----- Original Message -----
From: "Ana Olinto" <[log in to unmask]>
To: <[log in to unmask]>
Sent: Wednesday, January 01, 2003 6:26 AM
Subject: Re: Last Post Laureate
you are right, doug, she has sometimes great sentences.
my problem is my tendency to judge everything by
great modernist standards.
i'm not a big fan of paz and borges as artists, but only
- particularly borges - as essayists (you can hit me).
i think brazilians are more instintive and creative, tend to be
the best artists of latin america, and hispano-americans are
more serious and universal, tend to be the best intellectuals.
when i talk about anglo-saxon understanding of latin culture,
i have t.s. eliot, pound, marianne moore, elizabeth bishop,
wallace stevens, mina loy, james joyce and similar others
- including some recent revolutionary translators - in mind.

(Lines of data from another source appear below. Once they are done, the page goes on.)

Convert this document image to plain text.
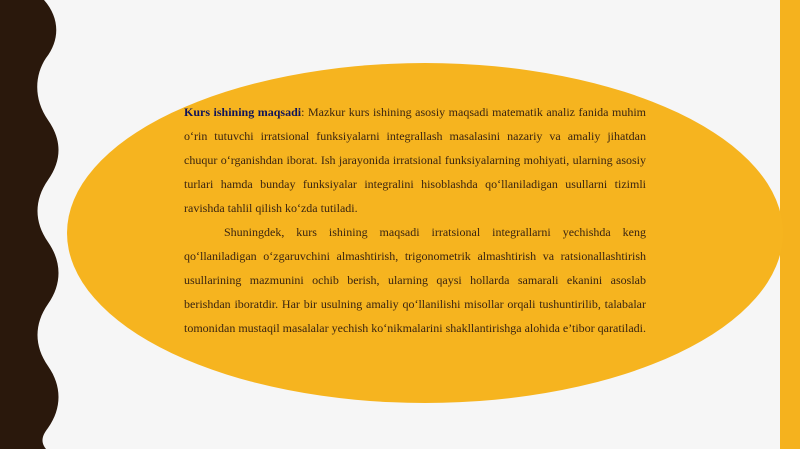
Kurs ishining maqsadi: Mazkur kurs ishining asosiy maqsadi matematik analiz fanida muhim o‘rin tutuvchi irratsional funksiyalarni integrallash masalasini nazariy va amaliy jihatdan chuqur o‘rganishdan iborat. Ish jarayonida irratsional funksiyalarning mohiyati, ularning asosiy turlari hamda bunday funksiyalar integralini hisoblashda qo‘llaniladigan usullarni tizimli ravishda tahlil qilish ko‘zda tutiladi.

Shuningdek, kurs ishining maqsadi irratsional integrallarni yechishda keng qo‘llaniladigan o‘zgaruvchini almashtirish, trigonometrik almashtirish va ratsionallashtirish usullarining mazmunini ochib berish, ularning qaysi hollarda samarali ekanini asoslab berishdan iboratdir. Har bir usulning amaliy qo‘llanilishi misollar orqali tushuntirilib, talabalar tomonidan mustaqil masalalar yechish ko‘nikmalarini shakllantirishga alohida e’tibor qaratiladi.
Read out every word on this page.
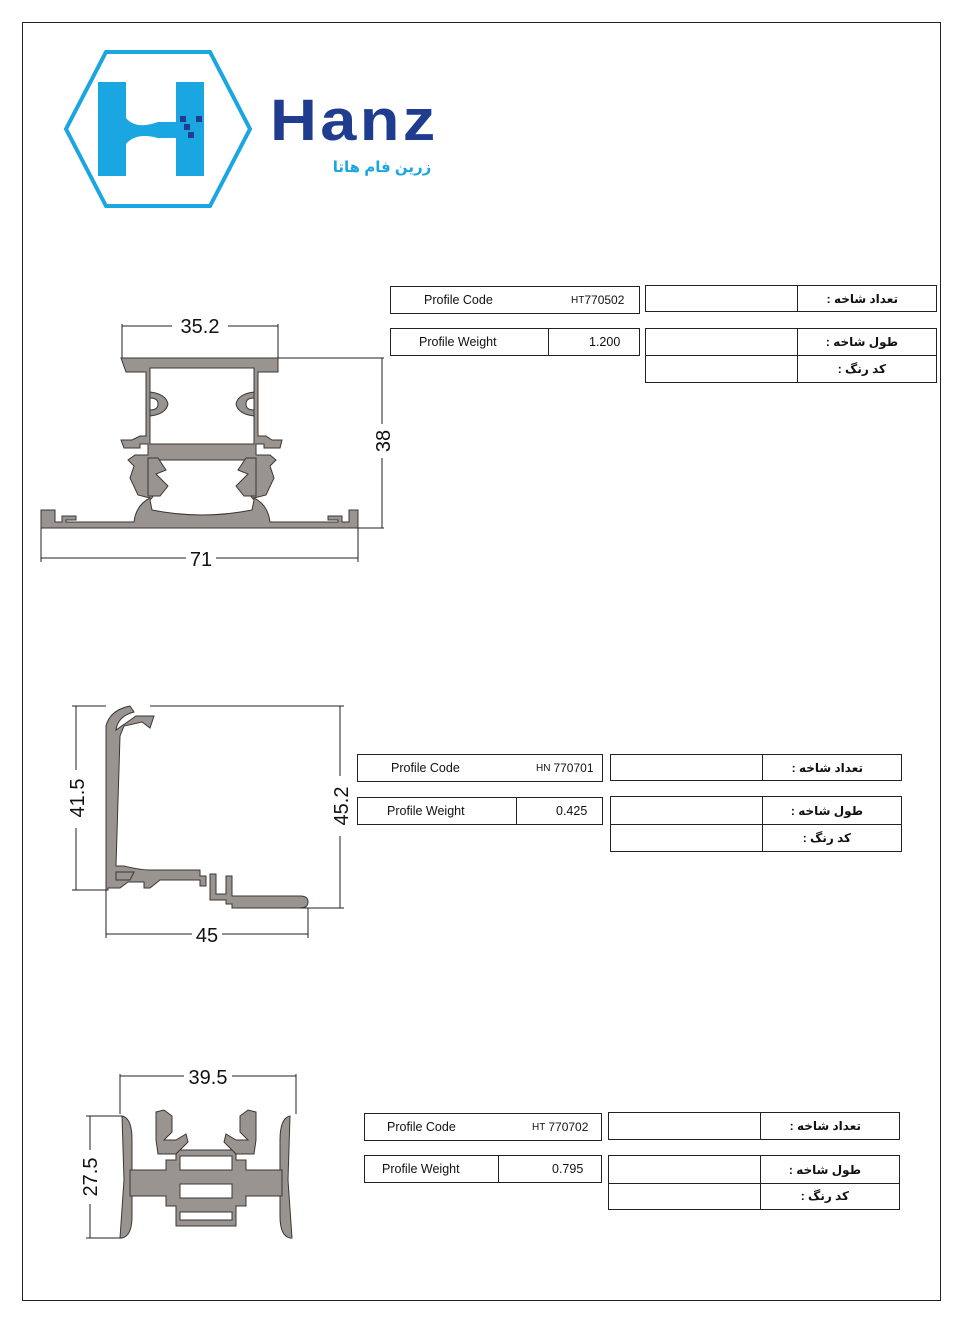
Hanz
زرین فام هاتا
35.2
38
71
41.5	45.2
45
39.5
27.5
Profile Code	HT 770502
Profile Weight	1.200
تعداد شاخه :
طول شاخه :
کد رنگ :
Profile Code	HN 770701
Profile Weight	0.425
تعداد شاخه :
طول شاخه :
کد رنگ :
Profile Code	HT 770702
Profile Weight	0.795
تعداد شاخه :
طول شاخه :
کد رنگ :
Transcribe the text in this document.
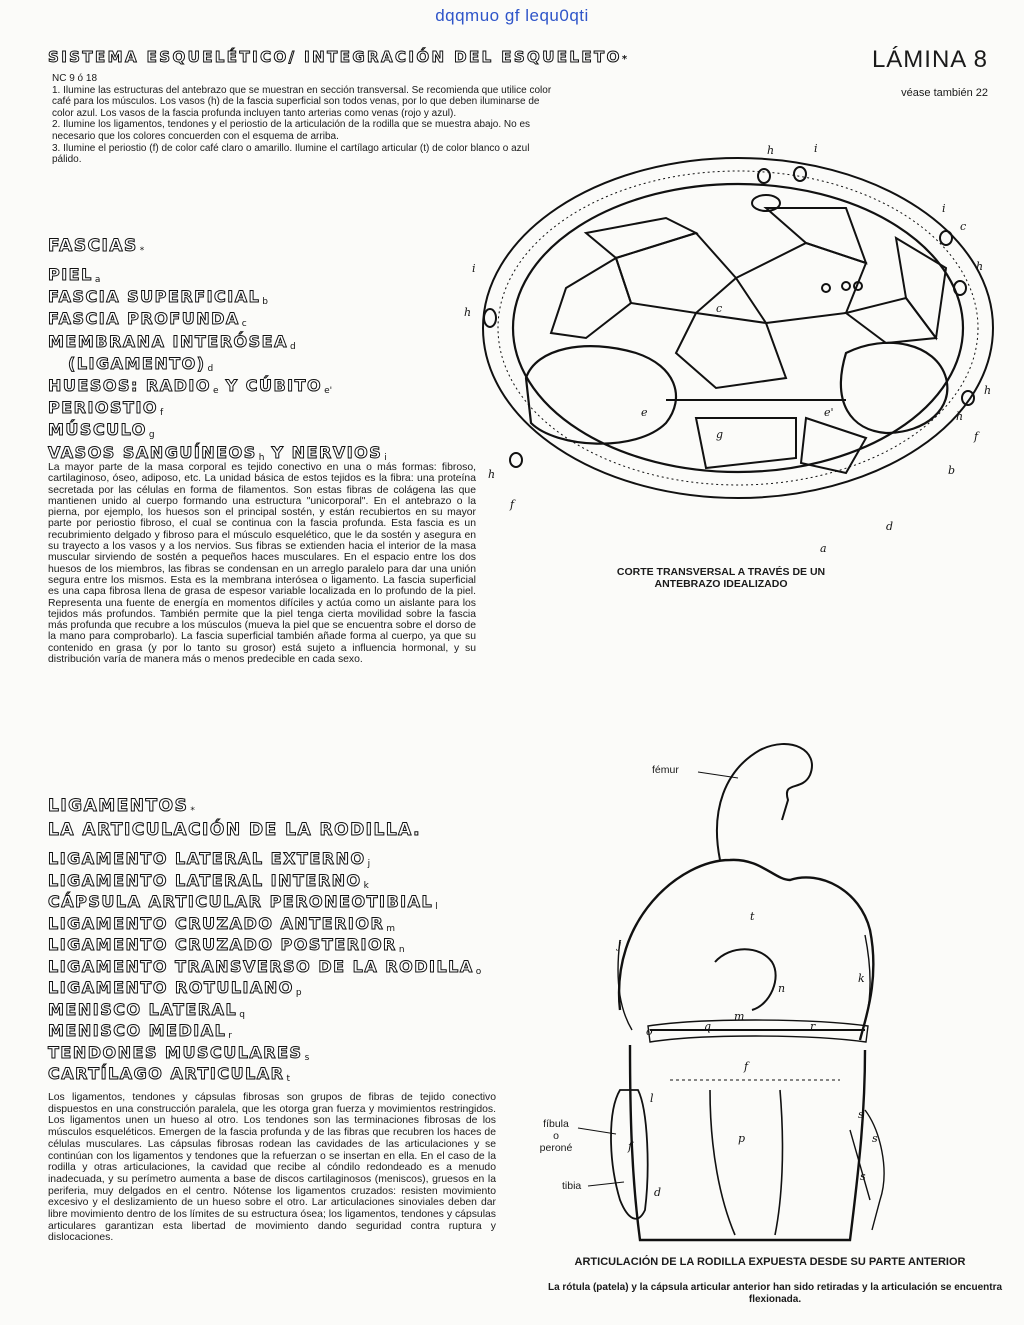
dqqmuo gf lequ0qti
SISTEMA ESQUELÉTICO/ INTEGRACIÓN DEL ESQUELETO*	LÁMINA 8
véase también 22

NC 9 ó 18

1. Ilumine las estructuras del antebrazo que se muestran en sección transversal. Se recomienda que utilice color café para los músculos. Los vasos (h) de la fascia superficial son todos venas, por lo que deben iluminarse de color azul. Los vasos de la fascia profunda incluyen tanto arterias como venas (rojo y azul).

2. Ilumine los ligamentos, tendones y el periostio de la articulación de la rodilla que se muestra abajo. No es necesario que los colores concuerden con el esquema de arriba.

3. Ilumine el periostio (f) de color café claro o amarillo. Ilumine el cartílago articular (t) de color blanco o azul pálido.

FASCIAS $_*$
PIEL $_a$
FASCIA SUPERFICIAL $_b$
FASCIA PROFUNDA $_c$
MEMBRANA INTERÓSEA $_d$
(LIGAMENTO) $_d$
HUESOS: RADIO $_e$ Y CÚBITO $_{e'}$
PERIOSTIO $_f$
MÚSCULO $_g$
VASOS SANGUÍNEOS $_h$ Y NERVIOS $_i$

La mayor parte de la masa corporal es tejido conectivo en una o más formas: fibroso, cartilaginoso, óseo, adiposo, etc. La unidad básica de estos tejidos es la fibra: una proteína secretada por las células en forma de filamentos. Son estas fibras de colágena las que mantienen unido al cuerpo formando una estructura "unicorporal". En el antebrazo o la pierna, por ejemplo, los huesos son el principal sostén, y están recubiertos en su mayor parte por periostio fibroso, el cual se continua con la fascia profunda. Esta fascia es un recubrimiento delgado y fibroso para el músculo esquelético, que le da sostén y asegura en su trayecto a los vasos y a los nervios. Sus fibras se extienden hacia el interior de la masa muscular sirviendo de sostén a pequeños haces musculares. En el espacio entre los dos huesos de los miembros, las fibras se condensan en un arreglo paralelo para dar una unión segura entre los mismos. Esta es la membrana interósea o ligamento. La fascia superficial es una capa fibrosa llena de grasa de espesor variable localizada en lo profundo de la piel. Representa una fuente de energía en momentos difíciles y actúa como un aislante para los tejidos más profundos. También permite que la piel tenga cierta movilidad sobre la fascia más profunda que recubre a los músculos (mueva la piel que se encuentra sobre el dorso de la mano para comprobarlo). La fascia superficial también añade forma al cuerpo, ya que su contenido en grasa (y por lo tanto su grosor) está sujeto a influencia hormonal, y su distribución varía de manera más o menos predecible en cada sexo.

h	i
c
i
h
h
h
f
b
d
a
f
h
i
h
g
e	e'
c
CORTE TRANSVERSAL A TRAVÉS DE UN ANTEBRAZO IDEALIZADO
LIGAMENTOS $_*$
LA ARTICULACIÓN DE LA RODILLA.
LIGAMENTO LATERAL EXTERNO $_j$
LIGAMENTO LATERAL INTERNO $_k$
CÁPSULA ARTICULAR PERONEOTIBIAL $_l$
LIGAMENTO CRUZADO ANTERIOR $_m$
LIGAMENTO CRUZADO POSTERIOR $_n$
LIGAMENTO TRANSVERSO DE LA RODILLA $_o$
LIGAMENTO ROTULIANO $_p$
MENISCO LATERAL $_q$
MENISCO MEDIAL $_r$
TENDONES MUSCULARES $_s$
CARTÍLAGO ARTICULAR $_t$

Los ligamentos, tendones y cápsulas fibrosas son grupos de fibras de tejido conectivo dispuestos en una construcción paralela, que les otorga gran fuerza y movimientos restringidos. Los ligamentos unen un hueso al otro. Los tendones son las terminaciones fibrosas de los músculos esqueléticos. Emergen de la fascia profunda y de las fibras que recubren los haces de células musculares. Las cápsulas fibrosas rodean las cavidades de las articulaciones y se continúan con los ligamentos y tendones que la refuerzan o se insertan en ella. En el caso de la rodilla y otras articulaciones, la cavidad que recibe al cóndilo redondeado es a menudo inadecuada, y su perímetro aumenta a base de discos cartilaginosos (meniscos), gruesos en la periferia, muy delgados en el centro. Nótense los ligamentos cruzados: resisten movimiento excesivo y el deslizamiento de un hueso sobre el otro. Lar articulaciones sinoviales deben dar libre movimiento dentro de los límites de su estructura ósea; los ligamentos, tendones y cápsulas articulares garantizan esta libertad de movimiento dando seguridad contra ruptura y dislocaciones.

t
j
k
o
m
n
q	r
f
l
f
p
s
s
s
d
fémur
fíbula
o
peroné
tibia
ARTICULACIÓN DE LA RODILLA EXPUESTA DESDE SU PARTE ANTERIOR
La rótula (patela) y la cápsula articular anterior han sido retiradas y la articulación se encuentra flexionada.
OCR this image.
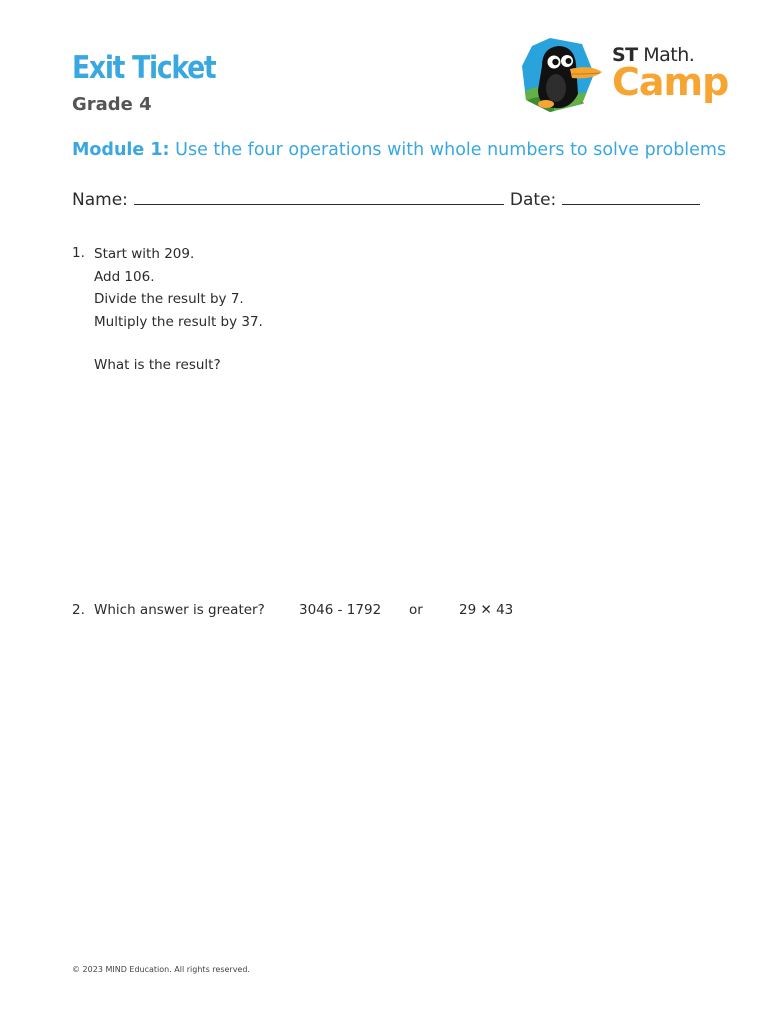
Exit Ticket
Grade 4
Module 1: Use the four operations with whole numbers to solve problems
Name:	Date:
™
ST Math.
Camp
1. Start with 209.
Add 106.
Divide the result by 7.
Multiply the result by 37.
What is the result?
2. Which answer is greater?	3046 - 1792 or	29 ✕ 43
© 2023 MIND Education. All rights reserved.
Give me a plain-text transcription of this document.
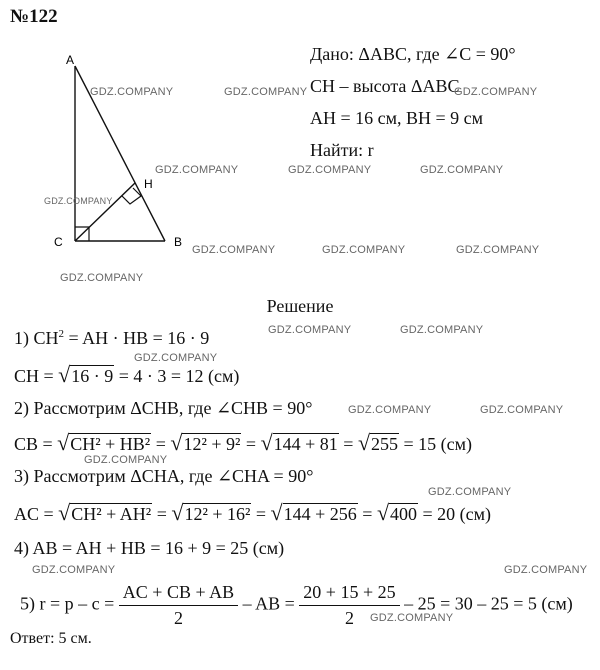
№122
A
C	B
H
Дано: ΔABC, где ∠C = 90°
CH – высота ΔABC
AH = 16 см, BH = 9 см
Найти: r
Решение
1) $CH^2$ = AH · HB = 16 · 9
CH = √16 · 9 = 4 · 3 = 12 (см)
2) Рассмотрим ΔCHB, где ∠CHB = 90°
CB = √CH² + HB² = √12² + 9² = √144 + 81 = √255 = 15 (см)
3) Рассмотрим ΔCHA, где ∠CHA = 90°
AC = √CH² + AH² = √12² + 16² = √144 + 256 = √400 = 20 (см)
4) AB = AH + HB = 16 + 9 = 25 (см)
5) $r = p - c = \frac{AC + CB + AB}{2}$ – AB = $\frac{20 + 15 + 25}{2} - 25 = 30 - 25 = 5$ (см)
Ответ: 5 см.
GDZ.COMPANY	GDZ.COMPANY	GDZ.COMPANY
GDZ.COMPANY	GDZ.COMPANY	GDZ.COMPANY
GDZ.COMPANY
GDZ.COMPANY	GDZ.COMPANY	GDZ.COMPANY
GDZ.COMPANY
GDZ.COMPANY	GDZ.COMPANY
GDZ.COMPANY
GDZ.COMPANY	GDZ.COMPANY
GDZ.COMPANY
GDZ.COMPANY
GDZ.COMPANY	GDZ.COMPANY
GDZ.COMPANY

we could also mention kenneth rexroth.
they're all modern, complex - exept rexroth -, and today we
are reactionary (formally), simplistic.
people just TALK about cosmopolitism, but lack of intelligence
means incapacity to UNDERSTAND - and not incapacity
merely to be interested in - another way of thinking.
-------------- ana
Dear Ana,
Formal sophistication is not the only measure of poetic greatness. Formal
developments are only important if they allow readers to grasp new
realities, or old realities in new ways. They are important, that is, if
they serve what can in the largest sense be called content. The situation
is different in visual art. There, Cubism made a guitar and newspaper on a
table something more than trivial; rather timely, even revelatory. (See
Berger's "The Moment of Cubism.") But even in visual art it is unwise to
assume either that formal experimentation is in itself culturally
progressive, or that it makes up for lack of thought about content, or
nullifies any distinction between them. And in poetry those assumptions are
simply specious. Joao Cabral de Melo Neto and Carlos Drummond de Andrade
(whom I can only read, but whom I enjoy, in translation) *show me something
about Brazil - i.e., about "Brazil" as various ways of being and feeling; as
a worldly metaphysics. The Brazilian Language Poets brought together in a
Sun and Moon Press anthology show me nothing. They offer no experience or
insight I might vicariously share. Their poems might as well have been
written in New Jersey. If that is "cosmopolitanism," it's of the type one
could find in any Starbucks or Macdonalds in Rio.